May legt Wende zum weichen Brexit ein
Gezeichnet, doch sichtlich erleichtert, trat die britische Premierministerin Theresa May in der Nacht auf Samstag vor die Presse – ihr war etwas gelungen, was seit dem Brexit-Votum vor mehr als zwei Jahren nicht gelungen war: Ihr Kabinett auf eine gemeinsame Linie zu bringen.
Nach einer Marathonsitzung am Landsitz Chequers – eine Fahrstunde von London entfernt – schwor May ihre Minister darauf ein, für eine Freihandelszone für Waren und landwirtschaftliche Güter zwischen Großbritannien und der EU zu plädieren.
Großbritannien will bei Waren und landwirtschaftlichen Erzeugnissen auch nach dem Austritt aus der EU weiterhin eng an den europäischen Binnenmarkt gebunden bleiben. Mithilfe der gewünschten Freihandelszone soll verhindert werden, dass der grenzüberschreitende Handel und Lieferketten zwischen Großbritannien und dem Kontinent beeinträchtigt werden. Sichergestellt werden soll das durch ein „gemeinsames Regelbuch“, in dem London Vorschriften und Produktstandards der EU übernimmt. Dieses „Weißbuch“ soll kommende Woche präsentiert werden.
London will die europäische Zollunion zwar verlassen, auf Produkte, die für die EU bestimmt sind, will die Regierung jedoch EU-Zölle erheben.

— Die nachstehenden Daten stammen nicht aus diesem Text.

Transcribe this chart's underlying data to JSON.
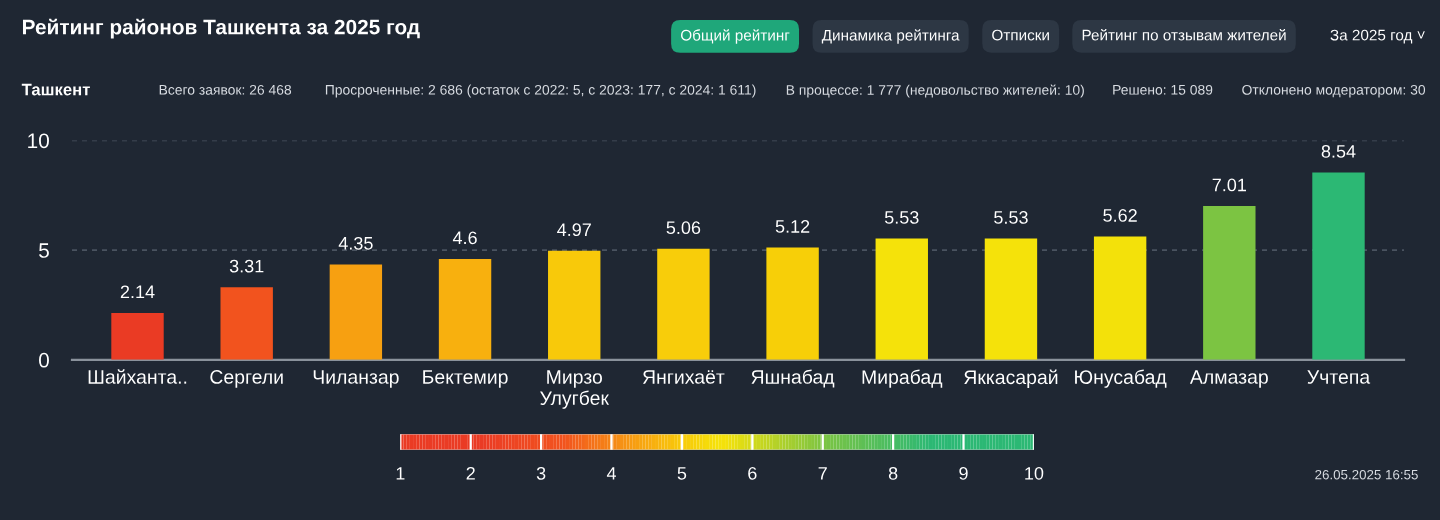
{
  "chart_data": {
    "type": "bar",
    "title": "Рейтинг районов Ташкента за 2025 год",
    "categories": [
      "Шайханта..",
      "Сергели",
      "Чиланзар",
      "Бектемир",
      "Мирзо\nУлугбек",
      "Янгихаёт",
      "Яшнабад",
      "Мирабад",
      "Яккасарай",
      "Юнусабад",
      "Алмазар",
      "Учтепа"
    ],
    "values": [
      2.14,
      3.31,
      4.35,
      4.6,
      4.97,
      5.06,
      5.12,
      5.53,
      5.53,
      5.62,
      7.01,
      8.54
    ],
    "colors": [
      "#ea3b24",
      "#f2531e",
      "#f7a011",
      "#f8b00e",
      "#f8c90a",
      "#f8cd0a",
      "#f7cf08",
      "#f5e20a",
      "#f5e20a",
      "#f3e10a",
      "#7cc442",
      "#2cb874"
    ],
    "data_labels": true,
    "ylim": [
      0,
      10
    ],
    "yticks": [
      0,
      5,
      10
    ],
    "grid": "y",
    "legend": false,
    "clim": [
      1,
      10
    ],
    "cticks": [
      1,
      2,
      3,
      4,
      5,
      6,
      7,
      8,
      9,
      10
    ],
    "annotations": [
      "Ташкент",
      "Всего заявок: 26 468",
      "Просроченные: 2 686 (остаток с 2022: 5, с 2023: 177, с 2024: 1 611)",
      "В процессе: 1 777 (недовольство жителей: 10)",
      "Решено: 15 089",
      "Отклонено модератором: 30",
      "Общий рейтинг",
      "Динамика рейтинга",
      "Отписки",
      "Рейтинг по отзывам жителей",
      "За 2025 год ˅",
      "26.05.2025 16:55"
    ]
  }
}
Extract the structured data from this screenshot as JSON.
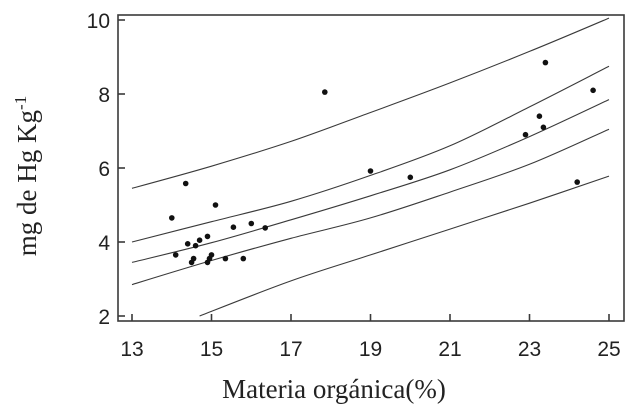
{
  "chart_data": {
    "type": "scatter",
    "xlabel": "Materia orgánica(%)",
    "ylabel_main": "mg de Hg Kg",
    "ylabel_sup": "-1",
    "xlim": [
      13,
      25
    ],
    "ylim": [
      2,
      10
    ],
    "x_ticks": [
      13,
      15,
      17,
      19,
      21,
      23,
      25
    ],
    "y_ticks": [
      2,
      4,
      6,
      8,
      10
    ],
    "grid": false,
    "points": [
      {
        "x": 14.0,
        "y": 4.65
      },
      {
        "x": 14.1,
        "y": 3.65
      },
      {
        "x": 14.35,
        "y": 5.58
      },
      {
        "x": 14.4,
        "y": 3.95
      },
      {
        "x": 14.5,
        "y": 3.45
      },
      {
        "x": 14.55,
        "y": 3.55
      },
      {
        "x": 14.6,
        "y": 3.9
      },
      {
        "x": 14.7,
        "y": 4.05
      },
      {
        "x": 14.9,
        "y": 4.15
      },
      {
        "x": 14.9,
        "y": 3.45
      },
      {
        "x": 14.95,
        "y": 3.55
      },
      {
        "x": 15.0,
        "y": 3.65
      },
      {
        "x": 15.1,
        "y": 5.0
      },
      {
        "x": 15.35,
        "y": 3.55
      },
      {
        "x": 15.55,
        "y": 4.4
      },
      {
        "x": 15.8,
        "y": 3.55
      },
      {
        "x": 16.0,
        "y": 4.5
      },
      {
        "x": 16.35,
        "y": 4.38
      },
      {
        "x": 17.85,
        "y": 8.05
      },
      {
        "x": 19.0,
        "y": 5.92
      },
      {
        "x": 20.0,
        "y": 5.75
      },
      {
        "x": 22.9,
        "y": 6.9
      },
      {
        "x": 23.25,
        "y": 7.4
      },
      {
        "x": 23.35,
        "y": 7.1
      },
      {
        "x": 23.4,
        "y": 8.85
      },
      {
        "x": 24.2,
        "y": 5.62
      },
      {
        "x": 24.6,
        "y": 8.1
      }
    ],
    "bands": [
      {
        "x": [
          13,
          15,
          17,
          19,
          21,
          23,
          25
        ],
        "y": [
          5.45,
          6.05,
          6.72,
          7.5,
          8.3,
          9.15,
          10.05
        ]
      },
      {
        "x": [
          13,
          15,
          17,
          19,
          21,
          23,
          25
        ],
        "y": [
          4.0,
          4.55,
          5.1,
          5.8,
          6.6,
          7.65,
          8.75
        ]
      },
      {
        "x": [
          13,
          15,
          17,
          19,
          21,
          23,
          25
        ],
        "y": [
          3.45,
          3.98,
          4.6,
          5.25,
          5.95,
          6.85,
          7.85
        ]
      },
      {
        "x": [
          13,
          15,
          17,
          19,
          21,
          23,
          25
        ],
        "y": [
          2.85,
          3.5,
          4.1,
          4.65,
          5.35,
          6.1,
          7.05
        ]
      },
      {
        "x": [
          14.7,
          17,
          19,
          21,
          23,
          25
        ],
        "y": [
          2.0,
          2.95,
          3.65,
          4.35,
          5.05,
          5.78
        ]
      }
    ]
  }
}
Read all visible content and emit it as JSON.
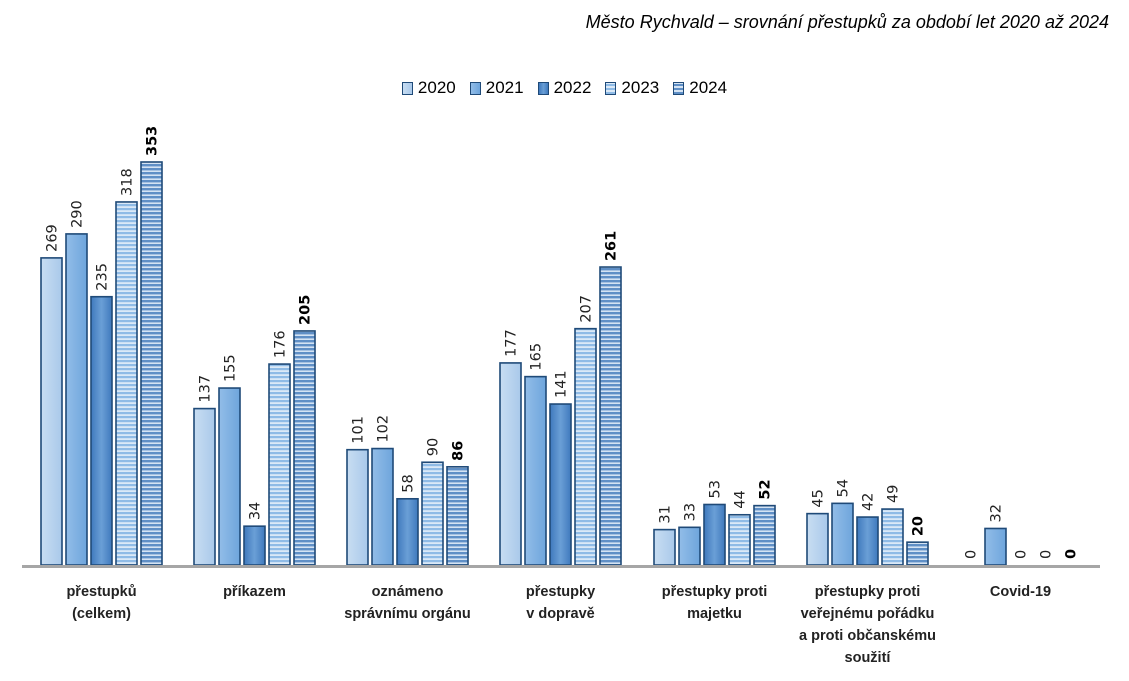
{
  "title": "Město Rychvald – srovnání přestupků za období let 2020 až 2024",
  "colors": {
    "2020": "#b4d0ec",
    "2021": "#7aaee0",
    "2022": "#4d86c6",
    "2023": "#9cc4ea",
    "2024": "#7ba7d5",
    "border": "#1f4a78",
    "axis": "#a6a6a6"
  },
  "chart_data": {
    "type": "bar",
    "title": "Město Rychvald – srovnání přestupků za období let 2020 až 2024",
    "xlabel": "",
    "ylabel": "",
    "ylim": [
      0,
      353
    ],
    "grid": false,
    "legend_position": "top-center",
    "categories": [
      [
        "přestupků",
        "(celkem)"
      ],
      [
        "příkazem"
      ],
      [
        "oznámeno",
        "správnímu orgánu"
      ],
      [
        "přestupky",
        "v dopravě"
      ],
      [
        "přestupky proti",
        "majetku"
      ],
      [
        "přestupky proti",
        "veřejnému pořádku",
        "a proti občanskému",
        "soužití"
      ],
      [
        "Covid-19"
      ]
    ],
    "series": [
      {
        "name": "2020",
        "values": [
          269,
          137,
          101,
          177,
          31,
          45,
          0
        ]
      },
      {
        "name": "2021",
        "values": [
          290,
          155,
          102,
          165,
          33,
          54,
          32
        ]
      },
      {
        "name": "2022",
        "values": [
          235,
          34,
          58,
          141,
          53,
          42,
          0
        ]
      },
      {
        "name": "2023",
        "values": [
          318,
          176,
          90,
          207,
          44,
          49,
          0
        ]
      },
      {
        "name": "2024",
        "values": [
          353,
          205,
          86,
          261,
          52,
          20,
          0
        ]
      }
    ]
  }
}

Durch diese würden die EU und Großbritannien „wie ein gemeinsames Zollgebiet“ behandelt. Reibungen an der Grenze würden vermieden und Kontrollen zwischen der britischen Provinz Nordirland und Irland überflüssig, auch für die britische Industrie wäre das ein Vorteil.
Druck der Industrie
Dass Großbritannien eine industrielle Großmacht war, ist lange her. Der Anteil der Industrieproduktion an der Wirtschaftsleistung des Landes liegt bei nur noch 14 Prozent und droht bei einem harten Brexit weiter zu schrumpfen. Zum Vergleich: Der Industrieanteil in Österreich beträgt 22 Prozent, ähnlich hoch ist er in Deutschland.
Da die Briten so gut wie keine Endfertigung von Produkten haben, müssen Unternehmen viele Teile importieren und wieder exportieren. Würde das jedes Mal mit Zöllen belegt, würden die Produkte unleistbar teuer. Eine Abwanderung von Betrieben wäre die logische Folge.
Jaguar-Chef Ralf Speth, hatte erst kürzlich gesagt, dass Jaguar Land Rover damit 1,2 Milliarden Pfund (1,36 Milliarden Euro) an Gewinn entgehen würden. Oder: BMW muss zur Fertigstellung des „Mini“ vier Mal Waren über den Ärmelkanal liefern. „Die Briten würden bei einem harten Brexit vor allem Zuliefer-Unternehmen in der Autobranche verlieren. Sie würden nach Kontinentaleuropa ziehen“, ist Peter Brezinschek, Chefanalyst der Raiffeisen Bank International überzeugt.
Für die Finanzwirtschaft ändert der Brexit-Vorschlag von May allerdings nichts. Einige große Investmentbanken wie JPMorgan haben ihren Abzug aus London bereits begonnen und übersiedeln nach Paris. Sie werden nicht die einzigen bleiben. „Noch ist London die Zentrale der Finanzdienstleister für Europa. Sie wird nicht ganz verschwinden, aber Wachstum wird es nicht mehr geben“, ist Klaus Umek, Chef der Investmentgesellschaft Petrus Advisers sicher. Auch er hat schon mit der Übersiedlung einiger Mitarbeiter von London nach Frankfurt begonnen.
Gegenwind für May
Mays Forderungen dürften jedoch nach wie vor in den eigenen Reihen auf Widerstand stoßen. Dass die Premierministerin selbst mit Revolten gerechnet hatte, zeigen ihre Maßnahmen im Vorfeld der Sitzung: Laut britischen Medien herrschte striktes Handyverbot, sodass niemand Informationen an Medien weitergeben konnte. Außerdem habe May gedroht, Außenminister Boris Johnson zu feuern, würde er versuchen, „den Friedensvertrag zu untergraben“.
Pro- wie Anti-EU-Vertreter in Großbritannien zeigten sich in ersten Reaktionen unglücklich über die Vorschläge. Der Vorsitzende der Gruppe „Leave Means Leave“, John Longworth, warf May vor, die Brexit-Befürworter zu täuschen: Die Vorschläge liefen auf einen „Fake Brexit“ hinaus.
Dagegen erklärte der pro-europäische Labour-Abgeordnete Chuka Umunna, die Vereinbarung sei „eine neue Flickschusterei hinter verschlossenen Türen, mit der wir alle schlechter dastehen würden“.